1. In the intro the author says you don’t have to be a baseball fan to enjoy the book.

2. The whole time I was reading it (and it’s a short read) I was going crazy because the letters that the ballplayers write are handwritten (most of them were. only a few were typed out). Not a single player had good handwritting and the letters were really difficult to read. I even skipped a few of the letters because it looked like they had been written with an ancient dried up ink pen and THEN copied with the shittiest copy machine known to man. I visually impair my eyes trying to read some of these things, and at the very end of the book all of the letters have been transcribed and neatly typed up.

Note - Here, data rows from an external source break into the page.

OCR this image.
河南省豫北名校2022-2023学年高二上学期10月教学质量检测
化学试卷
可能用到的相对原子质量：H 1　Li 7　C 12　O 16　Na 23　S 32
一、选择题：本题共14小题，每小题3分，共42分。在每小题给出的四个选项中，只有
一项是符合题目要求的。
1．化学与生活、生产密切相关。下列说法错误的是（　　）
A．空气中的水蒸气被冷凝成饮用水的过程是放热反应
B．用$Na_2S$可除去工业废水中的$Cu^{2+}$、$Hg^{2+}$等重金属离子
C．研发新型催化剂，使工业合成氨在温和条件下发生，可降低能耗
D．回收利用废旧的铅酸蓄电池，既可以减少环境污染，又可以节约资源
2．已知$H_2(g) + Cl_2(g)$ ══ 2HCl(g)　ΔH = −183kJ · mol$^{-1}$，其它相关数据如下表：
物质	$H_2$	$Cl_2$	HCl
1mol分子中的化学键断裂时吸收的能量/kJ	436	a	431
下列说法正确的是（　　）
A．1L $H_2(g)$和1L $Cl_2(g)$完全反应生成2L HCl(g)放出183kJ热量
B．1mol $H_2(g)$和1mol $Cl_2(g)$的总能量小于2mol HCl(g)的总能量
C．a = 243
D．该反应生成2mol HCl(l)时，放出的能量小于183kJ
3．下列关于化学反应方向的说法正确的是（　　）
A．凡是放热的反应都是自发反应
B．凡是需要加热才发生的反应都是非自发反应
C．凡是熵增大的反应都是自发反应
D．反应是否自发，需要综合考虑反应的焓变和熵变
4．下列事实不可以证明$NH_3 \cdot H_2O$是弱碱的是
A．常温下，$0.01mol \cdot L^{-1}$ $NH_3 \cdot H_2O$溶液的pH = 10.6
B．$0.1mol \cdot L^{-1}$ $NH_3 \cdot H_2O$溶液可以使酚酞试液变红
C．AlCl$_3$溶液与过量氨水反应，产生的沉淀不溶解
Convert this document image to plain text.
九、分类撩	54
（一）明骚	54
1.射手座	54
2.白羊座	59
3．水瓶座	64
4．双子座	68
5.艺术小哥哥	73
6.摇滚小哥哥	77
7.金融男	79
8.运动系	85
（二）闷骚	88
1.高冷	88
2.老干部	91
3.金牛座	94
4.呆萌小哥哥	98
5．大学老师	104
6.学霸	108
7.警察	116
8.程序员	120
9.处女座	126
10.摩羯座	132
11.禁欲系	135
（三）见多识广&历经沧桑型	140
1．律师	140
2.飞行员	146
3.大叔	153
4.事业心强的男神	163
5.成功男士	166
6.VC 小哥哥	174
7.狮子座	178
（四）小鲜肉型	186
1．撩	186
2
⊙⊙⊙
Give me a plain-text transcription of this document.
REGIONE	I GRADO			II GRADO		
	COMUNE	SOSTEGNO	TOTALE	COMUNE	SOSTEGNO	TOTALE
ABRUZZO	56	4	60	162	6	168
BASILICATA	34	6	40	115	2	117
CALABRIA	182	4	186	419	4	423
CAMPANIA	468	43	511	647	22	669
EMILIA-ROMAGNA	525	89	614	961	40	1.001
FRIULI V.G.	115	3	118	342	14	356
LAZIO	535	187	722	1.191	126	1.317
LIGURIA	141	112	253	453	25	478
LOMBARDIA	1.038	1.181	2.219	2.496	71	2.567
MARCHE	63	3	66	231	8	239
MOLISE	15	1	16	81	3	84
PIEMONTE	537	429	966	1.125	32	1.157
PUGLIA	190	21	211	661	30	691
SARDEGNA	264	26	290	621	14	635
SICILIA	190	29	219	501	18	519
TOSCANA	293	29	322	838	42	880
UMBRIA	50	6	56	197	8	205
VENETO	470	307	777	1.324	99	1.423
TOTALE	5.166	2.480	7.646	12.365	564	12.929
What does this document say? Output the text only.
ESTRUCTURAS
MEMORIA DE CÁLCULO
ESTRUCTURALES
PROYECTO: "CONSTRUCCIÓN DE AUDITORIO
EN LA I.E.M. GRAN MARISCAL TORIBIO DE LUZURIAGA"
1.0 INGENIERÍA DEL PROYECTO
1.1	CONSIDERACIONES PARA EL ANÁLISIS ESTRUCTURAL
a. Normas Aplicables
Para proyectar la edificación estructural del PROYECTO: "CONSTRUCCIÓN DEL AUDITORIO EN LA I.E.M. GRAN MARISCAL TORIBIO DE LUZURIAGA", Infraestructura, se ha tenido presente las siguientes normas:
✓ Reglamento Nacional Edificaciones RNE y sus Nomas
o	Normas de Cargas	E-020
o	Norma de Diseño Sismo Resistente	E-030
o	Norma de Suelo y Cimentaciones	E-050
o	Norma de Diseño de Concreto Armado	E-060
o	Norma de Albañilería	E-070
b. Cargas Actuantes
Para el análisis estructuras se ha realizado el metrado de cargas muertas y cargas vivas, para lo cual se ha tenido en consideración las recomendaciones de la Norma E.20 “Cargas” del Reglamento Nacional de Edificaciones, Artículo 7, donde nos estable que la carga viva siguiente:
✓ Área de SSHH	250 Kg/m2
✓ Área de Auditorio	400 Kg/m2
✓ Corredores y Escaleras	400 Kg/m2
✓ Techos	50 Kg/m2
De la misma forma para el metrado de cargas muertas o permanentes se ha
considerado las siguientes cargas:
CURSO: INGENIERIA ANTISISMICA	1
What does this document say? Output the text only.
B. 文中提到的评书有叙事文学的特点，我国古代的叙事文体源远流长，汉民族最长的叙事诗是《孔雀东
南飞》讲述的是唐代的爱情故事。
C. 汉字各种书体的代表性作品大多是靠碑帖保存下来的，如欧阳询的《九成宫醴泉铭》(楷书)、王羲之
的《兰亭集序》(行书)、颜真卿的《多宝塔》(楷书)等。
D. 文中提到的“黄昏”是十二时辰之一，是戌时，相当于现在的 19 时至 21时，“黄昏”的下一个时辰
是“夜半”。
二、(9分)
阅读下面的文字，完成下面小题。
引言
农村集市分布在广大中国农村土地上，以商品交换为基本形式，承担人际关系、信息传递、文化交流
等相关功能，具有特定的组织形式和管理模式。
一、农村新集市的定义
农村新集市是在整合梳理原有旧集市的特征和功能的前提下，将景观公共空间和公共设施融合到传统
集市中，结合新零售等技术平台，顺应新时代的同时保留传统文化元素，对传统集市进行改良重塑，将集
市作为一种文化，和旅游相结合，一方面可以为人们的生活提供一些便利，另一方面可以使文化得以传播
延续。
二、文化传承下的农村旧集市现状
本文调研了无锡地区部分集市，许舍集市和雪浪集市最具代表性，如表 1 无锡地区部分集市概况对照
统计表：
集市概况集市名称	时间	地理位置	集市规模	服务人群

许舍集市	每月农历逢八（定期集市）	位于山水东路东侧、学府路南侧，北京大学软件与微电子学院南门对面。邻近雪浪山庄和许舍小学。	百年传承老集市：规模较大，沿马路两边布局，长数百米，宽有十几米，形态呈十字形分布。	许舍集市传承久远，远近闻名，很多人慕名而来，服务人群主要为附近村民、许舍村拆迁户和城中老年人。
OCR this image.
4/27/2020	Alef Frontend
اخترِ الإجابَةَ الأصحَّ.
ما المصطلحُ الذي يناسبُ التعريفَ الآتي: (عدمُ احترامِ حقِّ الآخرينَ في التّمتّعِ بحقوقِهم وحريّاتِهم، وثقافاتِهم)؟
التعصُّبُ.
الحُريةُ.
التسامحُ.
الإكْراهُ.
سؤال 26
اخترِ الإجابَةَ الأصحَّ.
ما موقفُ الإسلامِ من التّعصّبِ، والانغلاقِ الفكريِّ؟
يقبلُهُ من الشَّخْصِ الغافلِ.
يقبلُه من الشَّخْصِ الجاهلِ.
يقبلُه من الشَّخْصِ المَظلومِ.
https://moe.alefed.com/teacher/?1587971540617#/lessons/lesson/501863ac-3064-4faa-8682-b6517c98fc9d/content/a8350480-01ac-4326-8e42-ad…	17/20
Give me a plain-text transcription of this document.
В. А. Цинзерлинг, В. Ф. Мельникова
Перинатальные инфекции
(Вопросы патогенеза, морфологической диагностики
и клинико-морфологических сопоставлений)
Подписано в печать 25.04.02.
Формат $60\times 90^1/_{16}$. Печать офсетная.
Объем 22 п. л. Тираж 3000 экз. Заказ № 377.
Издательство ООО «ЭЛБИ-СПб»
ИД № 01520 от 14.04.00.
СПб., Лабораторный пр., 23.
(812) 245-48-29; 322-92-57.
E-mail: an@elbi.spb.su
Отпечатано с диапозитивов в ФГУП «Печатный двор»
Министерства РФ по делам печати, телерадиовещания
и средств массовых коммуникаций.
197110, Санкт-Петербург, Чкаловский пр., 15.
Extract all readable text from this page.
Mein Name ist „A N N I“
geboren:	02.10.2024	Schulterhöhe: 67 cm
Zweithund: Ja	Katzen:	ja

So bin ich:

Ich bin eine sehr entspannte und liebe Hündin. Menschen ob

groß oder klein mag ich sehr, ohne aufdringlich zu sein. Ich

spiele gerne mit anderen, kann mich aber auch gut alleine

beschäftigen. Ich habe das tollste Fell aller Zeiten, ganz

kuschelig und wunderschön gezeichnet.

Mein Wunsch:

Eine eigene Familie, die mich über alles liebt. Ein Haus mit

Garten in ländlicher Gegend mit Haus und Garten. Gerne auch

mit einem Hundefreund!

that mess on the floor? is my brain.

So, first of all, after reading this I’d say that yes, you do need to be a baseball fan to enjoy the book. And even then, I wouldn’t say you’d enjoy it. It’s a great idea, don’t get me wrong. It just kind of falls flat. I noticed that the author also wrote a book called Baseball Letters. So i’m guessing that he pulled a book out of those letters and then decided to do a follow up book and this time focusing on just pitching. And on paper, that sounds like a great idea. But the letters themselves aren’t that great. (Some of them are, but not many. Most seem to be all, “Yeah, I remember that game. Good game. Go Mets!” or something.

Then comes the frustration of not being able to read most of the letters THEN getting to the end where they’re all typed out. The typed out letters SHOULD have been on the same page as the handwritten one. It sucked SO HARD to get to the end and realize that there are all the letters easily read AND EASILY READ IN 15 MINUTES.

On a scale of one to Fail: pisspoor execution.